I’d been thinking of submitting the play that this is based on, The Suicide, by the Russian playwright Nikolai Erdman, but discovered that Moira Buffini had done an adaptation of it. It felt more accessible to a British audience than the original, because of the dryness of the humour. I love the richness of her characters – she never seems to create a role that doesn’t have something of value to say – and the way she constructs a play, so I decided to go with her version.

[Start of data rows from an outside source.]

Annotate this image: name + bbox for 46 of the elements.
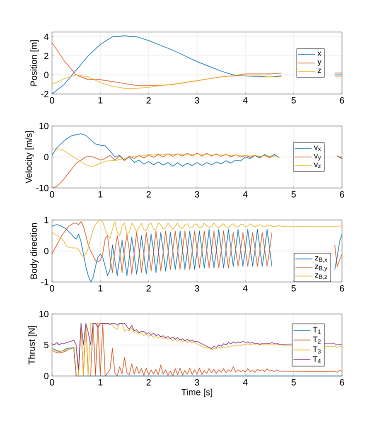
x-tick-label: 4 — [243, 97, 248, 104]
x-tick-label: 0 — [50, 379, 54, 386]
x-tick-label: 2 — [146, 379, 151, 386]
x-tick-label: 5 — [292, 191, 296, 198]
x-tick-label: 4 — [243, 379, 248, 386]
x-tick-label: 4 — [243, 285, 248, 292]
x-tick-label: 5 — [292, 285, 296, 292]
x-tick-label: 3 — [194, 285, 200, 292]
y-tick-label: 2 — [44, 52, 48, 59]
x-tick-label: 0 — [50, 285, 54, 292]
x-tick-label: 0 — [50, 97, 54, 104]
x-tick-label: 6 — [340, 379, 344, 386]
x-tick-label: 0 — [50, 191, 54, 198]
x-tick-label: 3 — [194, 97, 200, 104]
y-tick-label: 4 — [44, 34, 49, 40]
y-tick-label: -2 — [41, 90, 48, 98]
x-tick-label: 2 — [146, 97, 151, 104]
x-tick-label: 5 — [292, 97, 296, 104]
y-tick-label: -1 — [41, 278, 48, 286]
x-tick-label: 3 — [194, 379, 200, 386]
y-axis-title: Thrust [N] — [28, 326, 37, 364]
y-axis-title: Body direction — [30, 223, 39, 279]
x-axis-title: Time [s] — [181, 388, 212, 398]
x-tick-label: 1 — [98, 379, 102, 386]
x-tick-label: 2 — [146, 191, 151, 198]
x-tick-label: 3 — [194, 191, 200, 198]
x-tick-label: 2 — [146, 285, 151, 292]
x-tick-label: 1 — [98, 97, 102, 104]
x-tick-label: 6 — [340, 285, 344, 292]
y-tick-label: 1 — [44, 216, 48, 224]
y-tick-label: 0 — [44, 72, 48, 78]
y-tick-label: 0 — [44, 372, 48, 380]
x-tick-label: 1 — [98, 285, 102, 292]
y-tick-label: 10 — [40, 310, 48, 318]
x-tick-label: 6 — [340, 191, 344, 198]
x-tick-label: 4 — [243, 191, 248, 198]
y-tick-label: -10 — [36, 184, 48, 192]
y-tick-label: 5 — [44, 342, 48, 348]
x-tick-label: 1 — [98, 191, 102, 198]
y-tick-label: 0 — [44, 248, 48, 254]
y-tick-label: 0 — [44, 154, 48, 160]
y-tick-label: 10 — [40, 122, 48, 130]
x-tick-label: 6 — [340, 97, 344, 104]
y-axis-title: Velocity [m/s] — [25, 131, 34, 184]
y-axis-title: Position [m] — [30, 40, 39, 86]
x-tick-label: 5 — [292, 379, 296, 386]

What themes does this play explore?
It looks at what makes a life worth living – is it because you are loved, or is a sense of worth and value more important? It also explores what happens when people are promised a dream – that of equality and freedom following the Russian Revolution – and then discover the reality is quite different. Most of the characters in the play are poor and deeply disillusioned and their actual hunger makes them quite desperate.
Nikolai Erdman’s original play was considered so critical of post-Revolutionary Russia that it was banned for many years and not performed in Russia until the perestroika era around 1990, although the RSC performed the first English-language adaptation in 1979.
What have been the fun parts in directing this play, and the challenges?
It’s very funny as well as being quite profound (and potentially tragic), and the cast are doing a fantastic job of bringing this out. There are some very heightened characters who still need a sense of humanity. It’s actually all been fun, especially finding that a tiny tweak makes an already funny scene completely hysterical.
The challenges have been mainly to do with lots of instructions to lift and carry people as well as a selection of large, eccentric and tricky props which have involved some interesting travels. And our search for ‘beggar musicians’ to play at the party, despite several promising leads, came to nothing, so we have taken another route.
Tell us about the characters we'll meet
The main protagonists are Semyon (Jamie Bowman) an unemployed man, and his hardworking wife, Masha (Megan Sheerin). They rent a space (a hallway, not a room) in a run-down boarding house which they share with Serafima, Masha’s mother (Laura Morgan), Alexander, a fairground barker (Chris Bennett) and Yegor, a postman and card-carrying communist (Tirusanthan Thiruvilangam).
Patrons of the café run by Margarita (Ingrid Miller) include the poverty-stricken intellectual Aristarkh (Jack King), the romantic Kleopatra (Sagal Jama), Father Yelpidy, an alcoholic priest (David Frost), and Viktor, the self-styled ‘People’s Poet’ (Tom Watts). A pair of undertakers (Paolo Cucchi and Pavel Penev) visit in search of a body at one stage.